Scott McLaughlin says his Superloop Adelaide 500 victory on the Mustang's Supercars debut means he keeps his word to Ford executives about winning more quickly than its NASCAR cousin.

The Shell V-Power Racing driver dominated the first race of the new season, leading from start to finish and winning by 13 seconds.

  • Report: McLaughlin gives Mustang dominant win on debut

In the new model's maiden start, it was the first ATCC/Supercars victory for a Mustang since Allan Moffat's win at Oran Park in 1972.

The Mustang replaces the Falcon in Supercars this year, at the same time it steps into NASCAR's Cup Series in place of the Fusion.

Ford had to wait until the Mustang's second NASCAR race to taste success, through Penske's Brad Keselowski last month, but McLaughlin beat that marker.

Adding to the occasion, key chiefs including Ford Performance global director Mark Rushbrook have made the trip to Adelaide.

"It was very cool," McLaughlin said of winning on such a significant weekend.

"The NASCAR guys took the second week to get [a win], so I said we'd do it in the first.

"I hoped my words stood up to it, and it felt really good to get it today.

"It's really cool to see [Rushbrook], he's one of the first people I saw after the podium and it was my first win here so I was so stoked.

"The crowd was just incredible, I was so pumped."

McLaughlin started third, behind team-mate Fabian Coulthard and Jamie Whincup on the front row.

He led into the first corner, though, with polesitter Coulthard then handed a 10-second time penalty for a false start.

That left Whincup as McLaughlin's closest challenger, but the Red Bull Holden could not keep pace across the 78-lap distance.

"It was just driving to the gap with Jamie," McLaughlin said.

"We had really good pace.

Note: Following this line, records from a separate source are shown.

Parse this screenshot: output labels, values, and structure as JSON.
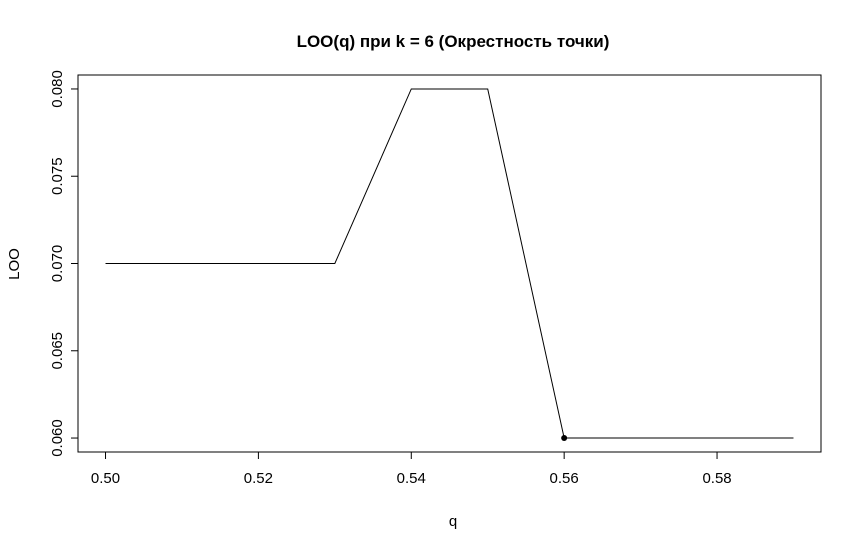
{
  "chart_data": {
    "type": "line",
    "title": "LOO(q) при k = 6 (Окрестность точки)",
    "xlabel": "q",
    "ylabel": "LOO",
    "x": [
      0.5,
      0.51,
      0.52,
      0.53,
      0.54,
      0.55,
      0.56,
      0.57,
      0.58,
      0.59
    ],
    "y": [
      0.07,
      0.07,
      0.07,
      0.07,
      0.08,
      0.08,
      0.06,
      0.06,
      0.06,
      0.06
    ],
    "xlim": [
      0.4964,
      0.5936
    ],
    "ylim": [
      0.0592,
      0.0808
    ],
    "xticks": [
      0.5,
      0.52,
      0.54,
      0.56,
      0.58
    ],
    "xtick_labels": [
      "0.50",
      "0.52",
      "0.54",
      "0.56",
      "0.58"
    ],
    "yticks": [
      0.06,
      0.065,
      0.07,
      0.075,
      0.08
    ],
    "ytick_labels": [
      "0.060",
      "0.065",
      "0.070",
      "0.075",
      "0.080"
    ],
    "highlight_point": {
      "x": 0.56,
      "y": 0.06
    },
    "line_color": "#000000",
    "grid": false,
    "legend": false
  }
}
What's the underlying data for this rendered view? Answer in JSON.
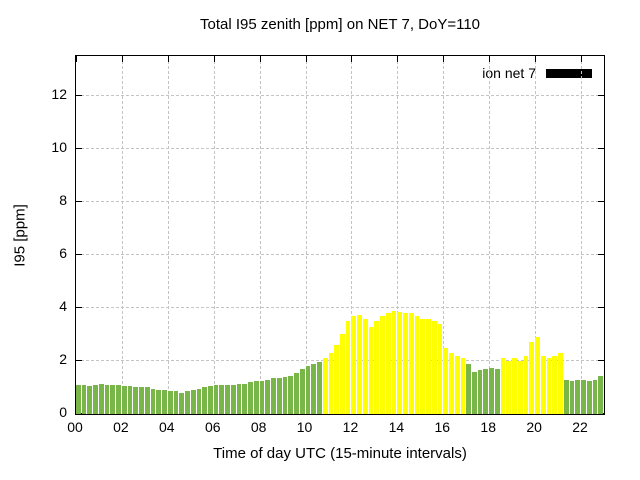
{
  "chart_data": {
    "type": "bar",
    "title": "Total I95 zenith [ppm] on NET 7, DoY=110",
    "xlabel": "Time of day UTC (15-minute intervals)",
    "ylabel": "I95 [ppm]",
    "legend": [
      {
        "label": "ion net 7",
        "swatch_color": "#000000"
      }
    ],
    "xlim": [
      0,
      23
    ],
    "ylim": [
      0,
      13.5
    ],
    "xtick_values": [
      0,
      2,
      4,
      6,
      8,
      10,
      12,
      14,
      16,
      18,
      20,
      22
    ],
    "xtick_labels": [
      "00",
      "02",
      "04",
      "06",
      "08",
      "10",
      "12",
      "14",
      "16",
      "18",
      "20",
      "22"
    ],
    "ytick_values": [
      0,
      2,
      4,
      6,
      8,
      10,
      12
    ],
    "ytick_labels": [
      "0",
      "2",
      "4",
      "6",
      "8",
      "10",
      "12"
    ],
    "grid": true,
    "x_start": 0,
    "x_step": 0.25,
    "bar_width": 0.25,
    "color_rule": {
      "threshold": 2.0,
      "below": "#79b64a",
      "above": "#ffff00"
    },
    "values": [
      1.1,
      1.1,
      1.05,
      1.1,
      1.15,
      1.1,
      1.1,
      1.1,
      1.05,
      1.05,
      1.0,
      1.0,
      1.0,
      0.95,
      0.9,
      0.9,
      0.85,
      0.85,
      0.8,
      0.85,
      0.9,
      0.95,
      1.0,
      1.05,
      1.1,
      1.1,
      1.1,
      1.1,
      1.15,
      1.15,
      1.2,
      1.25,
      1.25,
      1.3,
      1.35,
      1.35,
      1.4,
      1.45,
      1.55,
      1.7,
      1.8,
      1.9,
      1.95,
      2.1,
      2.3,
      2.6,
      3.0,
      3.5,
      3.7,
      3.75,
      3.6,
      3.3,
      3.5,
      3.7,
      3.8,
      3.9,
      3.85,
      3.8,
      3.8,
      3.7,
      3.6,
      3.6,
      3.5,
      3.4,
      2.5,
      2.3,
      2.2,
      2.1,
      1.9,
      1.6,
      1.65,
      1.7,
      1.75,
      1.7,
      2.1,
      2.0,
      2.1,
      2.0,
      2.2,
      2.7,
      2.9,
      2.2,
      2.1,
      2.2,
      2.3,
      1.3,
      1.25,
      1.3,
      1.3,
      1.25,
      1.3,
      1.45
    ]
  }
}
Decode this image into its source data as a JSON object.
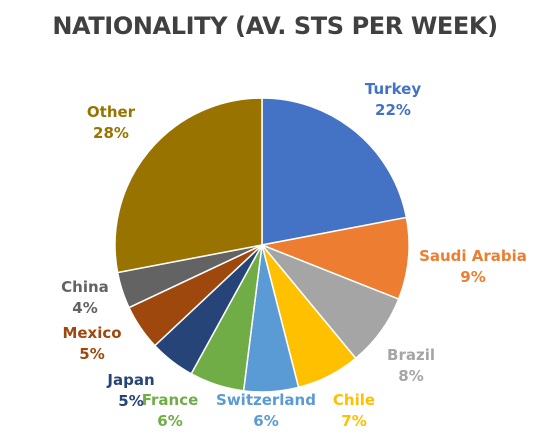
{
  "chart_data": {
    "type": "pie",
    "title": "NATIONALITY (AV. STS PER WEEK)",
    "start_angle_deg": 0,
    "direction": "clockwise",
    "slices": [
      {
        "label": "Turkey",
        "value": 22,
        "value_label": "22%",
        "color": "#4472C4"
      },
      {
        "label": "Saudi Arabia",
        "value": 9,
        "value_label": "9%",
        "color": "#ED7D31"
      },
      {
        "label": "Brazil",
        "value": 8,
        "value_label": "8%",
        "color": "#A5A5A5"
      },
      {
        "label": "Chile",
        "value": 7,
        "value_label": "7%",
        "color": "#FFC000"
      },
      {
        "label": "Switzerland",
        "value": 6,
        "value_label": "6%",
        "color": "#5B9BD5"
      },
      {
        "label": "France",
        "value": 6,
        "value_label": "6%",
        "color": "#70AD47"
      },
      {
        "label": "Japan",
        "value": 5,
        "value_label": "5%",
        "color": "#264478"
      },
      {
        "label": "Mexico",
        "value": 5,
        "value_label": "5%",
        "color": "#9E480E"
      },
      {
        "label": "China",
        "value": 4,
        "value_label": "4%",
        "color": "#636363"
      },
      {
        "label": "Other",
        "value": 28,
        "value_label": "28%",
        "color": "#997300"
      }
    ]
  }
}
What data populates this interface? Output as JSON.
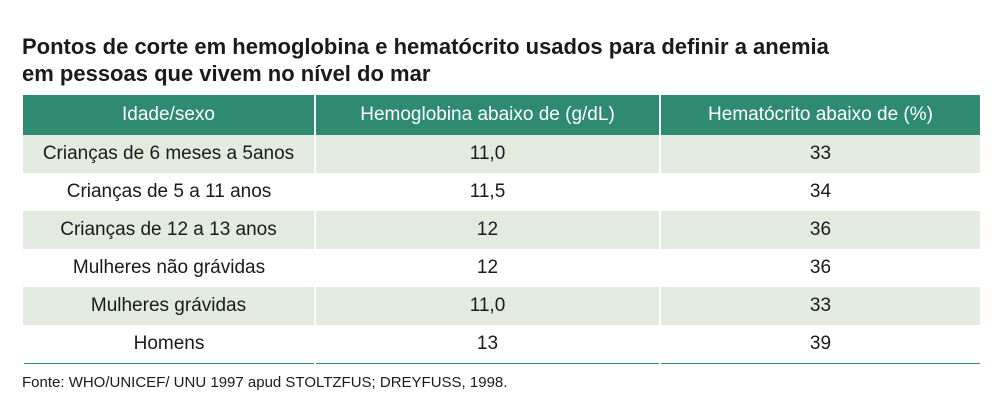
{
  "title": {
    "line1": "Pontos de corte em hemoglobina e hematócrito usados para definir a anemia",
    "line2": "em pessoas que vivem no nível do mar"
  },
  "table": {
    "headers": [
      "Idade/sexo",
      "Hemoglobina abaixo de (g/dL)",
      "Hematócrito abaixo de (%)"
    ],
    "rows": [
      [
        "Crianças de 6 meses a 5anos",
        "11,0",
        "33"
      ],
      [
        "Crianças de 5 a 11 anos",
        "11,5",
        "34"
      ],
      [
        "Crianças de 12 a 13 anos",
        "12",
        "36"
      ],
      [
        "Mulheres não grávidas",
        "12",
        "36"
      ],
      [
        "Mulheres grávidas",
        "11,0",
        "33"
      ],
      [
        "Homens",
        "13",
        "39"
      ]
    ]
  },
  "source": "Fonte: WHO/UNICEF/ UNU 1997 apud STOLTZFUS; DREYFUSS, 1998.",
  "colors": {
    "header_bg": "#2e8b72",
    "stripe_bg": "#e3ebe1"
  }
}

I was waiting for the rears [tyres] to go off a little bit but they really held in there, which was really good.

"If anything, my fronts went away. It was good, overall pretty good."

McLaughlin acknowledged Coulthard's pace meant he "probably" would have stuck with him for the race without the penalty.

"But he probably had to take an alternate strategy to stop double-stacking," McLaughlin noted.

"I was happy to get track position pretty much straight away and then that was sort of my goal. It worked.

"I knew that we were a little bit low on [tyre] pressure because that's how we always roll compared to him.

"He was all over me for a couple of laps and it just sort of stagnated out after that."